Some individuals shout NEVER use heavy weights, because there spines have weaknesses built in. (spinal athesis, genetic time bomb)
Aerobic exercises lower body fat %, but tend to lower muscle size. (follow the path of blood)
Short duration high strength reps give brute strength, and size. (semi contradictory, this increase in mass makes you burn more callories, and leans you out, but is bad for your heart. Blood pressure)

For what you have stated as your goal, your routine should use muscle groups, not single muscle specialty execises. Specialised ones like concentration curls, are a waste of time.
Above all, I recomend squats, feet flat, knees bending past the 90 degree
point. If your heels come off the ground, be patient and work on flexibility.
Squats are the "master" exersise for building mass.
Muscles repond to stress, by giving of enzymes, that in turn trigger hormonal releases, leadsing to growth. The squating stresses SO MUCH of your overall skeletal musculature, that the growth is "kicked in the ass" into high gear.This one exercise is the most bang for the buck there is in bodybuilding.

Do NOT overlook flexability training! Flexability/strength are two sides to the resistance to injury coin.

The big thing here, is that you are new at this. Coordination comes, (or returnes!) much faster than true strength. Ask the weekend wariors! You know, the ones that come in groaning and stiff to work monday!

Consistency is more important than intencity.
Showing up makes you a winner already.

Use everything at your disposal.
Also, recovery. Uberlifters only work a muscle twice a weak, but intensly.As a middle of the roader, you should be woringout one group of muscles one day, an other group the next day, and no groups the third day.

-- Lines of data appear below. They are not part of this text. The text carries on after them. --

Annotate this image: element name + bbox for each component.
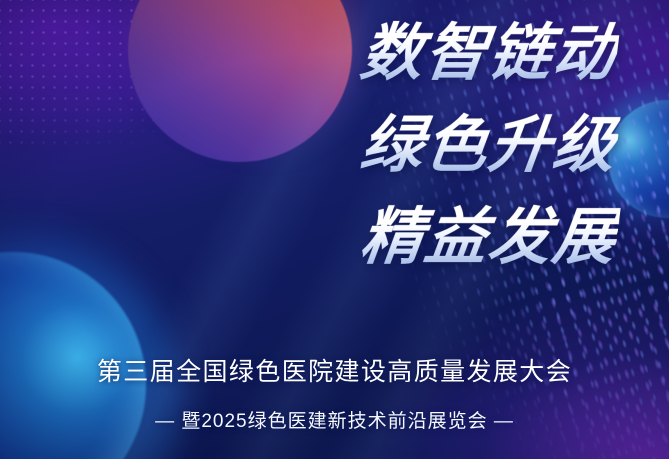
subtitle-group: 第三届全国绿色医院建设高质量发展大会 — 暨2025绿色医建新技术前沿展览会 — [0,352,669,433]
headline: 数智链动 绿色升级 精益发展 [0,8,617,284]
conference-name: 第三届全国绿色医院建设高质量发展大会 [0,352,669,388]
exhibition-name: — 暨2025绿色医建新技术前沿展览会 — [0,406,669,433]
headline-line-2: 绿色升级 [0,100,623,192]
headline-line-1: 数智链动 [0,8,623,100]
headline-line-3: 精益发展 [0,192,623,284]
conference-poster: 数智链动 绿色升级 精益发展 第三届全国绿色医院建设高质量发展大会 — 暨202… [0,0,669,459]
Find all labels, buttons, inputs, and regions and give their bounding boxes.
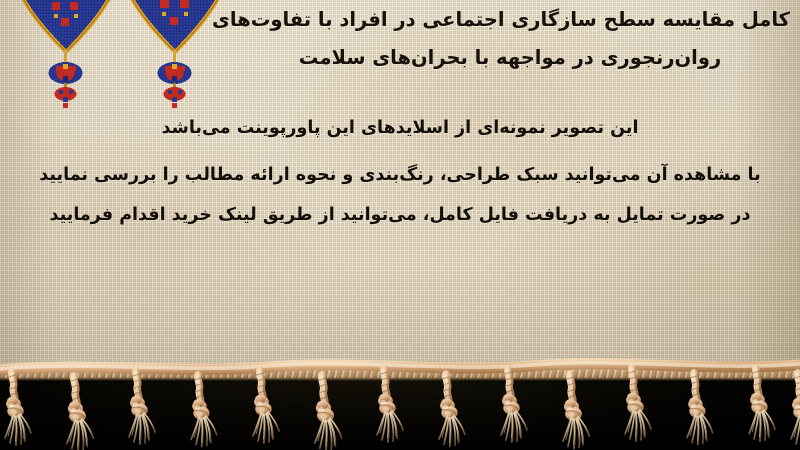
body-line-2: با مشاهده آن می‌توانید سبک طراحی، رنگ‌بن…: [18, 155, 782, 195]
title-line-1: کامل مقایسه سطح سازگاری اجتماعی در افراد…: [230, 1, 790, 39]
body-line-3: در صورت تمایل به دریافت فایل کامل، می‌تو…: [18, 195, 782, 235]
slide-title: کامل مقایسه سطح سازگاری اجتماعی در افراد…: [230, 1, 790, 77]
slide-body: این تصویر نمونه‌ای از اسلایدهای این پاور…: [18, 108, 782, 235]
bottom-black-band: [0, 372, 800, 450]
carpet-selvage-twist: [0, 366, 800, 378]
body-line-1: این تصویر نمونه‌ای از اسلایدهای این پاور…: [18, 108, 782, 148]
title-line-2: روان‌رنجوری در مواجهه با بحران‌های سلامت: [230, 39, 790, 77]
presentation-slide: کامل مقایسه سطح سازگاری اجتماعی در افراد…: [0, 0, 800, 450]
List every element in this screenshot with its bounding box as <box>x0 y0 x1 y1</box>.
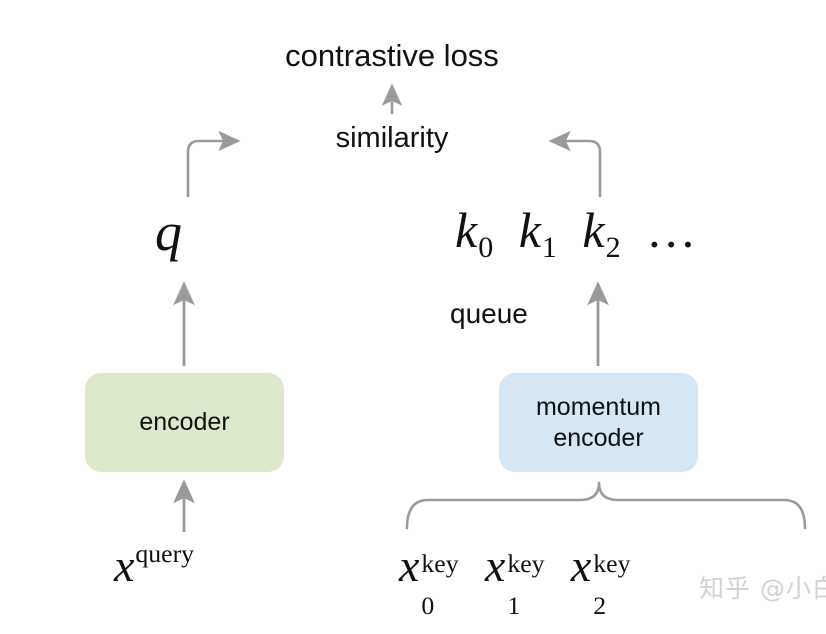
query-input-label: xquery <box>114 543 193 589</box>
key-symbol-2: k2 <box>582 205 619 255</box>
key-input-0: xkey0 <box>399 543 453 589</box>
similarity-label: similarity <box>0 124 826 153</box>
key-input-2: xkey2 <box>571 543 625 589</box>
momentum-encoder-box[interactable]: momentum encoder <box>499 373 698 472</box>
key-inputs-row: xkey0 xkey1 xkey2 <box>399 543 645 589</box>
queue-label: queue <box>450 300 528 328</box>
watermark: 知乎 @小白 <box>699 569 826 605</box>
connector-layer <box>0 0 826 634</box>
contrastive-loss-label: contrastive loss <box>0 40 826 71</box>
key-input-1: xkey1 <box>485 543 539 589</box>
encoder-box-label: encoder <box>139 407 229 438</box>
key-inputs-brace <box>407 483 805 528</box>
momentum-encoder-box-label: momentum encoder <box>536 392 661 453</box>
key-symbol-0: k0 <box>455 205 492 255</box>
keys-ellipsis: … <box>646 205 698 255</box>
key-representations-row: k0 k1 k2 … <box>455 205 698 255</box>
query-representation-label: q <box>155 205 182 259</box>
key-symbol-1: k1 <box>519 205 556 255</box>
encoder-box[interactable]: encoder <box>85 373 284 472</box>
moco-architecture-diagram: contrastive loss similarity q k0 k1 k2 …… <box>0 0 826 634</box>
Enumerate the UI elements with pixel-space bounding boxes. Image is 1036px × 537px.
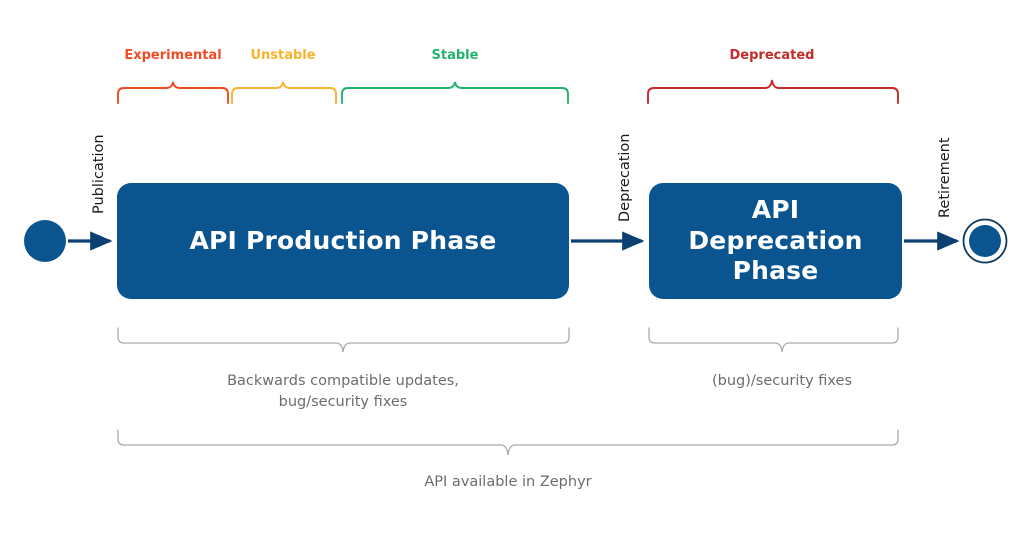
stability-label-deprecated: Deprecated	[730, 48, 815, 63]
transition-label-deprecation: Deprecation	[617, 134, 633, 223]
stability-label-unstable: Unstable	[250, 48, 315, 63]
brace-experimental	[118, 82, 228, 103]
brace-api-available	[118, 430, 898, 455]
annotation-api-available: API available in Zephyr	[424, 472, 591, 493]
phase-box-production[interactable]: API Production Phase	[117, 183, 569, 299]
annotation-backwards-compatible: Backwards compatible updates, bug/securi…	[227, 371, 459, 413]
transition-label-publication: Publication	[91, 134, 107, 214]
api-lifecycle-diagram: API Production Phase API Deprecation Pha…	[0, 0, 1036, 537]
stability-label-stable: Stable	[432, 48, 479, 63]
annotation-bug-security-fixes: (bug)/security fixes	[712, 371, 852, 392]
end-node	[964, 220, 1007, 263]
start-node	[24, 220, 66, 262]
phase-box-deprecation-label: API Deprecation Phase	[663, 195, 888, 287]
brace-unstable	[232, 82, 336, 103]
stability-label-experimental: Experimental	[124, 48, 221, 63]
brace-stable	[342, 82, 568, 103]
brace-deprecated	[648, 80, 898, 103]
brace-backwards-compatible	[118, 328, 569, 352]
transition-label-retirement: Retirement	[937, 137, 953, 218]
phase-box-deprecation[interactable]: API Deprecation Phase	[649, 183, 902, 299]
phase-box-production-label: API Production Phase	[189, 226, 496, 257]
brace-bug-security	[649, 328, 898, 352]
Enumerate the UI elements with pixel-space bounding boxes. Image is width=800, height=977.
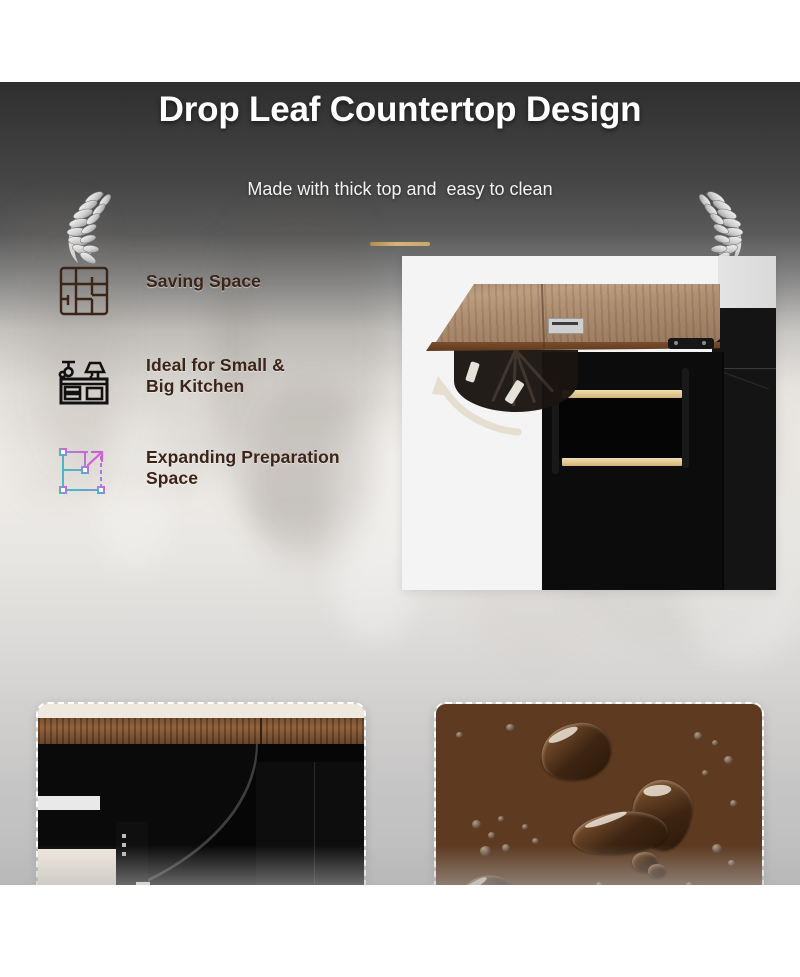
expand-resize-icon	[58, 445, 110, 497]
header: Drop Leaf Countertop Design Made with th…	[0, 82, 800, 212]
drop-leaf-kitchen-island-photo	[402, 256, 776, 590]
metal-hinge	[668, 338, 714, 349]
product-feature-graphic: Drop Leaf Countertop Design Made with th…	[0, 0, 800, 977]
title-divider	[370, 242, 430, 246]
shelf-handle	[562, 458, 682, 466]
feature-list: Saving Space	[58, 265, 388, 535]
feature-label: Saving Space	[146, 265, 261, 292]
page-subtitle: Made with thick top and easy to clean	[0, 179, 800, 200]
page-title: Drop Leaf Countertop Design	[0, 90, 800, 130]
bottom-fade	[0, 845, 800, 885]
feature-label: Ideal for Small & Big Kitchen	[146, 355, 285, 398]
feature-item-ideal-kitchen: Ideal for Small & Big Kitchen	[58, 355, 388, 409]
kitchen-counter-icon	[58, 355, 110, 407]
feature-label: Expanding Preparation Space	[146, 445, 340, 490]
feature-item-saving-space: Saving Space	[58, 265, 388, 319]
shelf-handle	[562, 390, 682, 398]
curved-fold-arrow	[422, 372, 522, 438]
content-frame: Drop Leaf Countertop Design Made with th…	[0, 82, 800, 885]
floor-plan-icon	[58, 265, 110, 317]
hinge-plate	[548, 318, 584, 334]
feature-item-expanding-space: Expanding Preparation Space	[58, 445, 388, 499]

Stick with weight you can do 12/20 reps per exercise, the first 3/4 months.
Then I personaly recomend the "pyramid" plan.
Start with a weight you can easily do 20 reps with. That is your warm up.
From there, you go up, to a weight you can only do 12/14 reps.
Go up 5/10% in weight, or something you can only do 9/12 reps.
Go up progressively, 7/9, 4/7, 1/3.
Be VERY careful with the last two sets, and always have a spotter.
ALWAYS!
This allows you to work to failure.
If you want more cuts, reverse this process as well.
DON'T work a sore group!
Shit, the more I write, the more I remember!
This is, in fact, a science, called sports medicine!
All for now, I think I got all the impotant parts, but you never know!
Edit: D'oh!
I almost forgot. ALWAYS use PERFECT tecnique. If you can't, use less weight!
Cheating, negatives, and forced reps are for the advanced/semipro.
Cheating is the fastest way there is for a newbie to permanently hurt the weak link in the chain. Usualy it is the back, or rotator cuff. Both are serios, and PERMANENT!